When the video for I Want You Back by In Sync came on, Sarah pointed out what should have been obvious but somehow wasn’t: the fact that by this point in the band’s career the producers were having trouble pointing the camera at anyone but Justin Timberlake. Close-up after close-up, it’s nothing but JT, with the rest of the boys relegated to the soft-focus background. It’s just more Justin, Justin again, another close-up on Justin, and then a closer close-up, right up the nose. I wonder if after the video was made the producers asked themselves “Do you think we got enough shots of Justin Timberlake in there?”
Andrew Johnston and Mike Paterson both somehow got Black Velvet by Alannah Myles, an important video in the history of our friendship and of the game. It changed our friendship because watching the video led to our rediscovery of that excellent summer beverage, the black velvet (Guinness and cider, layered) which we, of course, immediately renamed “little boy smiles,”
Everyone in this band has the same haircut.
It changed the game because middling Canadian musicians such as Alannah Myles were returning with such regularity that we were eventually forced to introduce the term “You’ve been Can-Conned!” As in “Ah ha! Moist again? You’ve been can-conned!” For times when the channel is clearly fulfilling the Canadian content requirements, and viewers from any other country would have no idea what they were seeing.
Speaking of Canadian, nobody got Shania Twain on time, which burned us all because every one of us felt like we should have gotten it. Whenever Shania Twain comes on – often enough, as per my previous point – Mike and Andrew usually talk about how sexy her videos are, Mike saying that the first time he ever saw Shania Twain was her video “Any Man of Mine” and that he immediately dropped his pants and started jerking off. Within 45 seconds, a fan was born.
Tim Rabnett had an entirely more interesting story about Shania Twain, he told us a tale ripped straight out of exactly the kind of romance books I like to furtively read. As Mike reminds me every damn time we hear a Shania Twain song, we all know that she married legendary record producer Mutt Lange, who also produced the inimitable Def Leppard, but did we know what happened next?

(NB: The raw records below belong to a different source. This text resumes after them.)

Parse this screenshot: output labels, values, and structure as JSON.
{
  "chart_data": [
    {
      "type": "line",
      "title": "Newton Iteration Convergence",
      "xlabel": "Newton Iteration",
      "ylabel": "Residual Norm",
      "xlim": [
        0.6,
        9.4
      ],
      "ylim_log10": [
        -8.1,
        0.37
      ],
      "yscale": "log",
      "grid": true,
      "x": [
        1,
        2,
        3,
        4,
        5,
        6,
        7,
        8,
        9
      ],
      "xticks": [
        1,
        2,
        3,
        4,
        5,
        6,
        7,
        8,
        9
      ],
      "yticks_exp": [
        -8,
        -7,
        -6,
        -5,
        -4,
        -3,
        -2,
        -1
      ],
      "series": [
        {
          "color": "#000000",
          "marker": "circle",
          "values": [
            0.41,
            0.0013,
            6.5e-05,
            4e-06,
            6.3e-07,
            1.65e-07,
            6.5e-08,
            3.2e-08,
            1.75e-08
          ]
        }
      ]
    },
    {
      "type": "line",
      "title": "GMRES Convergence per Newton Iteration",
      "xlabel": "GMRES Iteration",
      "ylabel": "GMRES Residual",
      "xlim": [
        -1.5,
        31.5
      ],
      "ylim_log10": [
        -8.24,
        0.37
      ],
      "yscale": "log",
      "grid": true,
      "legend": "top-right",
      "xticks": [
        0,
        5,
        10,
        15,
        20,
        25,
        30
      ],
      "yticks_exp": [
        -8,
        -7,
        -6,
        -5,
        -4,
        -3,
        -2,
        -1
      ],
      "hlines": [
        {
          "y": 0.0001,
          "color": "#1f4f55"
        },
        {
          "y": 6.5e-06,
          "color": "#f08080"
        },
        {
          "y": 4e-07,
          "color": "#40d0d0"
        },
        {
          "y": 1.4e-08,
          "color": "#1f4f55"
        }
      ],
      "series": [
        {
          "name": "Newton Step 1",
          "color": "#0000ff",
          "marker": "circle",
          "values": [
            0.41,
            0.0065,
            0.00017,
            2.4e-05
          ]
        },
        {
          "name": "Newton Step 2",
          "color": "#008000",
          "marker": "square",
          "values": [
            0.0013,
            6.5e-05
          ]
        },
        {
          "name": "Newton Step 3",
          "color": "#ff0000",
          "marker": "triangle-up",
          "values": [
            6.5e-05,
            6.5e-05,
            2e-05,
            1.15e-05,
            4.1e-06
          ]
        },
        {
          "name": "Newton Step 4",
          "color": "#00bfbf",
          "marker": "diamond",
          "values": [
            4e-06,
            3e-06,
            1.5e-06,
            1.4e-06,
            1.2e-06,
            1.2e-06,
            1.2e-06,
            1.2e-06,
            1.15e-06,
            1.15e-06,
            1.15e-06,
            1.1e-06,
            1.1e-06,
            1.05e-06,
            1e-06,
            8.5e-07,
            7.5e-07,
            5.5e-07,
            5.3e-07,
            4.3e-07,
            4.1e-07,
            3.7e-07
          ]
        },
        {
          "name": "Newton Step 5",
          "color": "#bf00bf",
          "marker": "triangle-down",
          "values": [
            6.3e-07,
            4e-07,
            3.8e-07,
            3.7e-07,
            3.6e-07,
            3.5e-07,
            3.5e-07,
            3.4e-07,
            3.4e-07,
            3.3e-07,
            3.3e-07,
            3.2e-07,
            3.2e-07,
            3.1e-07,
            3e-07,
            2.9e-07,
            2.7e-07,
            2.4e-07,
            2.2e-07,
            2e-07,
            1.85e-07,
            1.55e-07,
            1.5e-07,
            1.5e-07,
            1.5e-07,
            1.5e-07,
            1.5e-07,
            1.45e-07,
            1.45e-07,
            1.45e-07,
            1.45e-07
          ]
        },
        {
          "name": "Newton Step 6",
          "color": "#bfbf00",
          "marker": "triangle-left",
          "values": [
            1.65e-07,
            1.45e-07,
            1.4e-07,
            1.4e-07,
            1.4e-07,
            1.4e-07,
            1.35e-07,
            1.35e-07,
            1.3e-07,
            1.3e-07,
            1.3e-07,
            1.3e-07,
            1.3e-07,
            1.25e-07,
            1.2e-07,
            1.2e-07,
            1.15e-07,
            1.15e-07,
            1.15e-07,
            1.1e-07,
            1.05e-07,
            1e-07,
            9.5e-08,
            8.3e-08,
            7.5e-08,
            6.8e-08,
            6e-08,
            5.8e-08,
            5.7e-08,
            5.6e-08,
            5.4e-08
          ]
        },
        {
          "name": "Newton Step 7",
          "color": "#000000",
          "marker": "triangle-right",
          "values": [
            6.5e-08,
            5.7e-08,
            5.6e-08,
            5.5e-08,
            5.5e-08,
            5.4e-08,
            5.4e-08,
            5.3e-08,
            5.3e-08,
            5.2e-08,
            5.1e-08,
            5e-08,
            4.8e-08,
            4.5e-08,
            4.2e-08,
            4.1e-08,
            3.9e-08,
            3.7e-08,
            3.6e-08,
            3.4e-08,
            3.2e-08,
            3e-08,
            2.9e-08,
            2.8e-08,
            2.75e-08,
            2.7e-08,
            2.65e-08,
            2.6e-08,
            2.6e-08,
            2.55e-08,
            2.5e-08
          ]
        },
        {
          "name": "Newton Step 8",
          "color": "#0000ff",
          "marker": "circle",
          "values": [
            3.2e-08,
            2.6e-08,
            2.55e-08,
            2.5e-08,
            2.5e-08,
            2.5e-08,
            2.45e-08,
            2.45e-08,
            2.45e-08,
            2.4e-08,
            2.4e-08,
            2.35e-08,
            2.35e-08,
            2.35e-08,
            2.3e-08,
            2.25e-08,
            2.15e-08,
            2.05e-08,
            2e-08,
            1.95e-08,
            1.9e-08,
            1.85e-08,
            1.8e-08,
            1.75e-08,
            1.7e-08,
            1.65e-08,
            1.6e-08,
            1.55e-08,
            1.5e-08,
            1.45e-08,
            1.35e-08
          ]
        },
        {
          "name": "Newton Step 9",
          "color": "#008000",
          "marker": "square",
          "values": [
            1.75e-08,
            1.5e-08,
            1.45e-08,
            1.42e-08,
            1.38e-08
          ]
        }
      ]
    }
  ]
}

As Shania Twain eventually revealed to (who else?) Oprah, she found out that her husband Mutt Lange was having an affair with her best friend (and assistant!) Not only that, but that the pain of this betrayal caused her to lose her voice! Shania Twain was no longer able to sing. But don’t worry folks, this story, just like my crappy romance novels, has a happy ending. Shania Twain overcame, she had to take voice lessons and claw her way back, but she did it. Not only that, but she fell in love again, and of course it was with none other than her ex-best friend’s ex-husband. Mutt Lange had an affair Marie Ann Thiebaud, and Shania Twain married Frederick Thiebaud, they essentially switched spouses!
So we’ve finally found a name for our other favorite game, we call it “Twaining.”